Kriterien der Bonität

Bonität beinhaltet zwei Kriterien, bei denen die Rückzahlungsfähigkeit vordergründig ist. Die persönliche Kreditwürdigkeit bedeutet die persönliche Zahlungswilligkeit und Zuverlässigkeit. Dabei sind die beruflichen sowie fachlichen Qualifikationen beim persönlichen Kreditnehmer und beim Unternehmenskredit das Management von Bedeutung. Die wirtschaftliche Kreditwürdigkeit bezeichnet die wirtschaftlichen Fähigkeiten durch das Überprüfen der vergangenen sowie vorauszusehenden wirtschaftlichen Verhältnisse vom Kreditnehmer, den Kredit zurück zahlen zu können. Hierbei werden zur Auswertung Einkommensnachweise und Bilanzen hinzugezogen. Kreditinstitute müssen die Kreditrisiken professionell einstufen und einschätzen können. Es wurden betriebswirtschaftlich-statistische Verfahren entwickelt, die sich mit dem Ermitteln und Einstufen der Bonität des Schuldners entwickelt. Die Bonität wird ebenso durch Anfrage bei der Schufa geprüft. Die Schufa speichert die Daten der Personen wie laufende Kredite, unbezahlte fällige Forderungen oder Missbrauch von Konten.

Einstufung der Bonität

Die Bonität ist nicht für alle Schuldner einheitlich. Jeder Kreditnehmer erfüllt aufgrund der individuellen und wirtschaftlichen Situation die Kriterien der Bonität mehr oder weniger, die jeweilige abgestufte Bonität ist das Ergebnis. Die Abstufung wird in scores oder Ratings eingestuft, was von sehr guter Bonität bis zu gerade noch vertretbarer Bonität reicht. Die Ratingtechnisch liegt vor, wenn der Kreditnehmer gerade noch so ein Rating erhält. Die Stufen korrelieren mit der Ausfallwahrscheinlichkeit, denn schlechte Bonität bedeutet hohes Ausfallrisiko. Mit den Ratingstufen kann die Ausfallwahrscheinlichkeit konkret zugeordnet werden. Bei einer ausgezeichneter Bonität liegt die Ausfallwahrscheinlichkeit bei nur 0,10 Prozent, bei der mittleren sind es 1,87 Prozent, während es bei sehr schwacher dagegen bereits 17,27 Prozent sind.

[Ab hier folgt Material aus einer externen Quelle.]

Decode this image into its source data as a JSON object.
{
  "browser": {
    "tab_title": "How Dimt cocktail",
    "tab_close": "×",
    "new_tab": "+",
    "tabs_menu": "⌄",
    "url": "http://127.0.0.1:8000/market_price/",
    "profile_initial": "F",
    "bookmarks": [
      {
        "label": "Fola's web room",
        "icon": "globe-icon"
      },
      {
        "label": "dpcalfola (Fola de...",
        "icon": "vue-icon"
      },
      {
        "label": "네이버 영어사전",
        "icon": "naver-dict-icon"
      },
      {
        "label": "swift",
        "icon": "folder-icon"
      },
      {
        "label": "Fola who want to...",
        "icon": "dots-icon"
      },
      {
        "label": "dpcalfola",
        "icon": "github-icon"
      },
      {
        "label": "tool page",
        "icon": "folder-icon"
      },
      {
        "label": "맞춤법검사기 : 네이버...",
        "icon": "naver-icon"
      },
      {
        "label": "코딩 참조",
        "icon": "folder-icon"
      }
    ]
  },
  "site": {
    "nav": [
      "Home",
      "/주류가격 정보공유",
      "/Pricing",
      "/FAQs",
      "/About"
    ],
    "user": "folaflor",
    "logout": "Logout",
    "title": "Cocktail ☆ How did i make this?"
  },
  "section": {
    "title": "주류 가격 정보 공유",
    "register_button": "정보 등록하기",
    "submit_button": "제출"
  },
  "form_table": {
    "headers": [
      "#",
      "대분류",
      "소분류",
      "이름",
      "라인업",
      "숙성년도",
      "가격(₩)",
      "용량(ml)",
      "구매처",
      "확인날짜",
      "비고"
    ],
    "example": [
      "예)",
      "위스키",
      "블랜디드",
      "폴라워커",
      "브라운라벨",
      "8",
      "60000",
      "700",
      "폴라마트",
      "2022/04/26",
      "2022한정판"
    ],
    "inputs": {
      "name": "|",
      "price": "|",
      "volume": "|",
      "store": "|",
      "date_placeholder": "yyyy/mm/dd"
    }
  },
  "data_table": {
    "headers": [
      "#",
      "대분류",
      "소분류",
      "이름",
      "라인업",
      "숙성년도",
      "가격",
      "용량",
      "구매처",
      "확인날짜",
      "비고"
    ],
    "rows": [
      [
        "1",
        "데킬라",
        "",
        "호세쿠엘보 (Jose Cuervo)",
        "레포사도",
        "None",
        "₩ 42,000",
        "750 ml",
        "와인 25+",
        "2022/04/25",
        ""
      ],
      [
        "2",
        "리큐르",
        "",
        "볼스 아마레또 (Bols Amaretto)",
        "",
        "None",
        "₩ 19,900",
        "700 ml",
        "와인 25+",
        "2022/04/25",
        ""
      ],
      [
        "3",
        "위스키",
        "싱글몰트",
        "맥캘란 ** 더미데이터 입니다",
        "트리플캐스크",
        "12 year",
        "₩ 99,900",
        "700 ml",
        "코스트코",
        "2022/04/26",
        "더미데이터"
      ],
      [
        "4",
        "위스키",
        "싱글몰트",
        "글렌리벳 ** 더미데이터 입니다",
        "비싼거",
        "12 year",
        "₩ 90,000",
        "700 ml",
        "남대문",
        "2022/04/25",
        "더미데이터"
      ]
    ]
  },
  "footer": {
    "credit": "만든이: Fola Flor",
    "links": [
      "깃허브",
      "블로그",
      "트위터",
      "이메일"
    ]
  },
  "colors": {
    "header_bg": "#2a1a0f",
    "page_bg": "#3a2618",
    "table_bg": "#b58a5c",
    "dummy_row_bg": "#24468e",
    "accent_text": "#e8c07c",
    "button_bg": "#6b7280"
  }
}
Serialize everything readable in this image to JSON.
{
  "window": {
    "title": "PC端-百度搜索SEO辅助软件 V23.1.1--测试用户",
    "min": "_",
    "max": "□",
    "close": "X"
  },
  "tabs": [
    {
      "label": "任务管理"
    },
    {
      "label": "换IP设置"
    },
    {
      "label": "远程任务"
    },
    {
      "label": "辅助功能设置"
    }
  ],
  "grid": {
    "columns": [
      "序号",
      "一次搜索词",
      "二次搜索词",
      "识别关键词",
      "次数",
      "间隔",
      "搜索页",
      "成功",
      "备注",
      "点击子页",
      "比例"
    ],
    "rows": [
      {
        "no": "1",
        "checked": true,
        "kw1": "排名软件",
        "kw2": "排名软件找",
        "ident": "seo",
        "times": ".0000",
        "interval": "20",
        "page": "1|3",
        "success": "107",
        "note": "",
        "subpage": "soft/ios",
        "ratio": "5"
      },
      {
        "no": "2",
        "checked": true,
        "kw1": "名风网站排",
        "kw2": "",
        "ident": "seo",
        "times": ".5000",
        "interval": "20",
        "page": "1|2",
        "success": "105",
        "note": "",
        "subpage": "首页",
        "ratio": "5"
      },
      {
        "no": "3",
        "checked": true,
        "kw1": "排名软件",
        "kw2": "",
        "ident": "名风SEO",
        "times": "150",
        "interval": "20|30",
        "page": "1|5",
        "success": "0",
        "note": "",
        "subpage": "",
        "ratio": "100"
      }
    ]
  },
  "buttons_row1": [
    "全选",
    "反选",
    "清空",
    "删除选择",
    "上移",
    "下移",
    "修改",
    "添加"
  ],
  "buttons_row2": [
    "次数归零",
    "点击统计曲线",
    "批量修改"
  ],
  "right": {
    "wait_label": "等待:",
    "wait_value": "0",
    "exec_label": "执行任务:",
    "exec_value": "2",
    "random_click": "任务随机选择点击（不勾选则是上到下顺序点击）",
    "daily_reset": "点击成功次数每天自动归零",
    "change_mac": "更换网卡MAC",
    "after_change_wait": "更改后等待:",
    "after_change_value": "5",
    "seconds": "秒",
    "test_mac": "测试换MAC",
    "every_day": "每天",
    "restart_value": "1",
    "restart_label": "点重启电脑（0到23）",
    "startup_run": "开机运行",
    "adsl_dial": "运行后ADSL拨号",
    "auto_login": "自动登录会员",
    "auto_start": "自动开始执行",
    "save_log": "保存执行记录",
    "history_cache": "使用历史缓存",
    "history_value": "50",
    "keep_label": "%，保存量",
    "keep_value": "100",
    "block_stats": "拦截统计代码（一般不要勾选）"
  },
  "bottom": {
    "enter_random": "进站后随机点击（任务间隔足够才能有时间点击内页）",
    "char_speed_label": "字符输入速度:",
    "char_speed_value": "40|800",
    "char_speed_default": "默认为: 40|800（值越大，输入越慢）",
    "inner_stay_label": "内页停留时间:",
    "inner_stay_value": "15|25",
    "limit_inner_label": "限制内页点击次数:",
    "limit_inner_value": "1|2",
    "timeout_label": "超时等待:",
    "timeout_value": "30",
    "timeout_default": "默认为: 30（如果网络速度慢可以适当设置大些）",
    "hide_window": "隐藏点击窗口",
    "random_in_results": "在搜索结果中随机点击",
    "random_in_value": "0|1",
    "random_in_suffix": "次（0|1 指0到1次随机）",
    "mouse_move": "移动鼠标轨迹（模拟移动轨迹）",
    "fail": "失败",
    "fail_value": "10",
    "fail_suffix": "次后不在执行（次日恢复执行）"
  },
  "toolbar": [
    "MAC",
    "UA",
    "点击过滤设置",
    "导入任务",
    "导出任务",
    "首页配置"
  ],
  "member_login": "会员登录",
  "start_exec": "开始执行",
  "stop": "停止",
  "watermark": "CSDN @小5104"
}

Anforderungen der Kreditinstitute an die Prüfung

In Deutschland wird von den Kreditinstituten verlangt, dass sie über wirtschaftliche Verhältnisse der Kreditnehmer unterrichten müssen und Unterlagen anfordern und für die Risikoprüfung einstufen müssen. Mit dieser Pflicht sollen die Kreditinstitute und Gläubiger geschützt werden. Die Festlegung sowie Gewichtung der Bonitätskriterien im Detail bleiben dem Kreditinstitut überlassen. Letzten Endes ist das Ziel der Prüfungen darin, die Kreditgeber vor Kreditausfällen und die Kreditnehmer vor Überschuldung zu schützen.